Between 20% and 60% of the population of most countries are infected with the protozoan Toxoplasma gondii. Subjects with clinically asymptomatic life-long latent toxoplasmosis differ from those who are Toxoplasma free in several behavioural parameters. Case-control studies cannot decide whether these differences already existed before infection or whether they were induced by the presence of Toxoplasma in the brain of infected hosts. Here we searched for such morphological differences between Toxoplasma-infected and Toxoplasma-free subjects that could be induced by the parasite (body weight, body height, body mass index, waist-hip ratio), or could rather correlate with their natural resistance to parasitic infection (fluctuating asymmetry, 2D : 4D ratio). We found Toxoplasma-infected men to be taller and Toxoplasma-infected men and women to have lower 2D : 4D ratios previously reported to be associated with higher pre-natal testosterone levels. The 2D : 4D ratio negatively correlated with the level of specific anti-Toxoplasma antibodies in Toxoplasma-free subjects. These results suggest that some of the observed differences between infected and non-infected subjects may have existed before infection and could be caused by the lower natural resistance to Toxoplasma infection in subjects with higher pre-natal testosterone levels.

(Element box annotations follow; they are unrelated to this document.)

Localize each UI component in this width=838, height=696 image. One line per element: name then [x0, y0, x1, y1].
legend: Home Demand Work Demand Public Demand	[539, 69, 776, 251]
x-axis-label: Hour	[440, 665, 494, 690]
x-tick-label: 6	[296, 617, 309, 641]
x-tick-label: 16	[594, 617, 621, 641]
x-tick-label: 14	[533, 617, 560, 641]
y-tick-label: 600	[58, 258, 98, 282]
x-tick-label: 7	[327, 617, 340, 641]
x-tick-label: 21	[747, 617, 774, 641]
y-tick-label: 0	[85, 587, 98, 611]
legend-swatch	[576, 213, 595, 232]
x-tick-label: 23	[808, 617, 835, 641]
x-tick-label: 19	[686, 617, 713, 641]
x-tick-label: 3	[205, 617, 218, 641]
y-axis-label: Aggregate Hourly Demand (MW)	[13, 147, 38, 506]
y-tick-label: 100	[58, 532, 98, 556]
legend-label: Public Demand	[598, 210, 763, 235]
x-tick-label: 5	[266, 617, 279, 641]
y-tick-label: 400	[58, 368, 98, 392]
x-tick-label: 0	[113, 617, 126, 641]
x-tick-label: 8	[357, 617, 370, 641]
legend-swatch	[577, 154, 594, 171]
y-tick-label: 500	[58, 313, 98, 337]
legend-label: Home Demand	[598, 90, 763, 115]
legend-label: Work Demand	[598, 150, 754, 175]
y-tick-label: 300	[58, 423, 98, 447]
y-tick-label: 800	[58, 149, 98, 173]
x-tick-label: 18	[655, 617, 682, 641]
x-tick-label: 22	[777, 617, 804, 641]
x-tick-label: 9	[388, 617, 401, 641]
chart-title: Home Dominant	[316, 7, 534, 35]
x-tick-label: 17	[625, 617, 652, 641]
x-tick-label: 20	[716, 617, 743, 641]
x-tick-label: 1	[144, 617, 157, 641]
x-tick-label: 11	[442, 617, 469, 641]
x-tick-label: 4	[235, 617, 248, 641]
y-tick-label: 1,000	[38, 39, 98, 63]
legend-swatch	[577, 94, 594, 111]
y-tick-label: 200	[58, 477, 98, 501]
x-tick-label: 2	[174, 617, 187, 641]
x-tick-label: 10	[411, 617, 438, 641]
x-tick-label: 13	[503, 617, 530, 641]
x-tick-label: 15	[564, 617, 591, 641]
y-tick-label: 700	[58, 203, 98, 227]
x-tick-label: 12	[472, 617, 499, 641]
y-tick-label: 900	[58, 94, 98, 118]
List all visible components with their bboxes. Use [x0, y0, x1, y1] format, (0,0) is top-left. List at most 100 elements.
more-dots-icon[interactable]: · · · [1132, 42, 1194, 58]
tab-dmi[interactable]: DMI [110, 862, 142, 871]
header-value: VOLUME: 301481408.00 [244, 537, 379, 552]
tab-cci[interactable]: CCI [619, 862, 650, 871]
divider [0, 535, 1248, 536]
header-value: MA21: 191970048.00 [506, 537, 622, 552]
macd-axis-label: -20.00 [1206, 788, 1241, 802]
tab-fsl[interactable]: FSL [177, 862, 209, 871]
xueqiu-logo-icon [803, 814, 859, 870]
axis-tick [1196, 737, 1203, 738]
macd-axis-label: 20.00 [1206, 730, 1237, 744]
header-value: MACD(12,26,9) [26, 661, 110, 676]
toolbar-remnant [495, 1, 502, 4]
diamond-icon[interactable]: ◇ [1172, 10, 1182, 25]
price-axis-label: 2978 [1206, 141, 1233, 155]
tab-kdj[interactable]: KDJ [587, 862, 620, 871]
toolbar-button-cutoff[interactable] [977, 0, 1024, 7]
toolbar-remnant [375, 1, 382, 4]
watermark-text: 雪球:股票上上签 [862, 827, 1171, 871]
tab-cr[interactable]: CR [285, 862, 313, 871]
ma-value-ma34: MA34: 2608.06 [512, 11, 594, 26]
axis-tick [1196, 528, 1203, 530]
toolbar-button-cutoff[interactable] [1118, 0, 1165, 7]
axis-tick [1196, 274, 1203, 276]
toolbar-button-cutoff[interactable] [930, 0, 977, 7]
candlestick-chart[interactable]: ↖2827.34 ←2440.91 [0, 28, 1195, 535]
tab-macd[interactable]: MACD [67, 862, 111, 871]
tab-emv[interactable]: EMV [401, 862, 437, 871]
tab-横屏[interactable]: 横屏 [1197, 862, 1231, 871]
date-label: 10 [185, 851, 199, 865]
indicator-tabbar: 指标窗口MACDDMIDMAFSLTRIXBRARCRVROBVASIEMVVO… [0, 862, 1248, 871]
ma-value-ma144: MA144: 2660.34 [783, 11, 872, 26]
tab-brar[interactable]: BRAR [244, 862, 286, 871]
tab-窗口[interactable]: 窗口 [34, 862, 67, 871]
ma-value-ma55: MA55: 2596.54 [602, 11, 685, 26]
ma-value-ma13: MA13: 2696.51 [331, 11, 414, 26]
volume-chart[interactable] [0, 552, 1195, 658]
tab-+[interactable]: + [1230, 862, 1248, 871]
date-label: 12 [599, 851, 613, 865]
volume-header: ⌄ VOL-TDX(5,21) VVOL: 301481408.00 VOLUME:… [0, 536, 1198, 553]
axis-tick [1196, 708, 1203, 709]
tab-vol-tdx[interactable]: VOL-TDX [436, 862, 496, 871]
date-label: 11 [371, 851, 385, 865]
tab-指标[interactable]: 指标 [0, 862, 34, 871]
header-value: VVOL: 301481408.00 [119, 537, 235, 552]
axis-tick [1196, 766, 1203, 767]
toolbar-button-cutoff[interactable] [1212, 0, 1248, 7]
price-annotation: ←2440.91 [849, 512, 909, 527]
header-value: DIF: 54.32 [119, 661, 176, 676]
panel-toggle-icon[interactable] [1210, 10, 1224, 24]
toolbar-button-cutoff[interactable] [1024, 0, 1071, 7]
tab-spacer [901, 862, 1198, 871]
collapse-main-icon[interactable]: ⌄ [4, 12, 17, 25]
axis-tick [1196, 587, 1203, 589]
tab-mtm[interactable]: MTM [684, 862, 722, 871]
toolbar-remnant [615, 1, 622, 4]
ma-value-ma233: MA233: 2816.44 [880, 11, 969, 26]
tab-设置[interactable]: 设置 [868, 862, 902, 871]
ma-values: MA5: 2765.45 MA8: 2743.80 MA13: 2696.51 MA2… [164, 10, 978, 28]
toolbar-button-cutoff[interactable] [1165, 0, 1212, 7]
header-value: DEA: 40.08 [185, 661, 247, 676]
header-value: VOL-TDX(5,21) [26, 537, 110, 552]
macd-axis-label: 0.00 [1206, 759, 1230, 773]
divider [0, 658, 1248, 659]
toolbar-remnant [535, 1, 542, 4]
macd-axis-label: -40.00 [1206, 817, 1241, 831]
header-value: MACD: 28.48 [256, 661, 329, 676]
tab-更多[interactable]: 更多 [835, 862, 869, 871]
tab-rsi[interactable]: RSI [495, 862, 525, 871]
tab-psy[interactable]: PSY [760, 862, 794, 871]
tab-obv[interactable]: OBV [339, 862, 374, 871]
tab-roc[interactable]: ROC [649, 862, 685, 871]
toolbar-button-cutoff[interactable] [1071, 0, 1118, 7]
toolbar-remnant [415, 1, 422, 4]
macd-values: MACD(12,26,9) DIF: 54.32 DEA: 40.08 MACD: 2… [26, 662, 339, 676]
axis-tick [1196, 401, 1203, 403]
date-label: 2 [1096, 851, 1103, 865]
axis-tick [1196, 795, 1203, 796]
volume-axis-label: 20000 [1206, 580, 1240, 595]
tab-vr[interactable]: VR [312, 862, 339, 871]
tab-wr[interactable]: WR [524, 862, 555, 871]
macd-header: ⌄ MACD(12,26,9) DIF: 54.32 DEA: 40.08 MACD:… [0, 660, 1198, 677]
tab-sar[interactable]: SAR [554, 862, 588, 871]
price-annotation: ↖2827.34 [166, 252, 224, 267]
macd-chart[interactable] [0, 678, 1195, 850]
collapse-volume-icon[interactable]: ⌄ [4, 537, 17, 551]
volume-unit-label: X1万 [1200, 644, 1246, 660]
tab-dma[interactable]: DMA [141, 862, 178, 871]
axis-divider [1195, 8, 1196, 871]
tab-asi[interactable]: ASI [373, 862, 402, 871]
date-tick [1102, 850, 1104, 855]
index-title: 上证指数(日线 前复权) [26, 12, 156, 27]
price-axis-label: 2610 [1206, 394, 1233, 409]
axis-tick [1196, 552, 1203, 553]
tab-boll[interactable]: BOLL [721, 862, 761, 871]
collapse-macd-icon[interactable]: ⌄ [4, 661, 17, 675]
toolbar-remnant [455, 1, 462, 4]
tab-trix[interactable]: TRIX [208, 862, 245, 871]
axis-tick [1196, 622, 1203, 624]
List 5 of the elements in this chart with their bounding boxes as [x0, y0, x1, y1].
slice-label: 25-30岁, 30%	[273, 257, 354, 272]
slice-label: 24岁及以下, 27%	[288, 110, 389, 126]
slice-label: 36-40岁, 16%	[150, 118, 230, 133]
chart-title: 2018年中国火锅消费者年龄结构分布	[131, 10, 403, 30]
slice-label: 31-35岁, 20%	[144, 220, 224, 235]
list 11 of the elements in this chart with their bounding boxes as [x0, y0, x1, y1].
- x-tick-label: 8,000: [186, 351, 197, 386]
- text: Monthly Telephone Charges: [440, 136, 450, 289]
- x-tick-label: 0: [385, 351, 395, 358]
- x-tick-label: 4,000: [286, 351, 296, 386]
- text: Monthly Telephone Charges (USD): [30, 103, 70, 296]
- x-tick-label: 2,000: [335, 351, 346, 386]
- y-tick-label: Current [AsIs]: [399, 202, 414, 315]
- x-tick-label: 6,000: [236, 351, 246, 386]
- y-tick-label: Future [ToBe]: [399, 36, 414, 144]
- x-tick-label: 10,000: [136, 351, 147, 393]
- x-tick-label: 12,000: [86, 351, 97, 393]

Toxoplasma and reaction time: role of toxoplasmosis in the origin, preservation and geographical distribution of Rh blood group polymorphism

The RhD protein which is the RHD gene product and a major component of the Rh blood group system carries the strongest blood group immunogen, the D-antigen. This antigen is absent in a significant minority of the human population (RhD-negatives) due to RHD deletion or alternation. The origin and persistence of this RhD polymorphism is an old evolutionary enigma. Before the advent of modern medicine, the carriers of the rarer allele (e.g. RhD-negative women in the population of RhD-positives or RhD-positive men in the population of RhD-negatives) were at a disadvantage as some of their children (RhD-positive children born to pre-immunized RhD-negative mothers) were at a higher risk of foetal or newborn death or health impairment from haemolytic disease. Therefore, the RhD-polymorphism should be unstable, unless the disadvantage of carriers of the locally less abundant allele is counterbalanced by, for example, higher viability of the heterozygotes. Here we demonstrated for the first time that among Toxoplasma-free subjects the RhD-negative men had faster reaction times than Rh-positive subjects and showed that heterozygous men with both the RhD plus and RhD minus alleles were protected against prolongation of reaction times caused by infection with the common protozoan parasite Toxoplasma gondii. Our results suggest that the balancing selection favouring heterozygotes could explain the origin and stability of the RhD polymorphism. Moreover, an unequal prevalence of toxoplasmosis in different countries could explain pronounced differences in frequencies of RhD-negative phenotype in geographically distinct populations.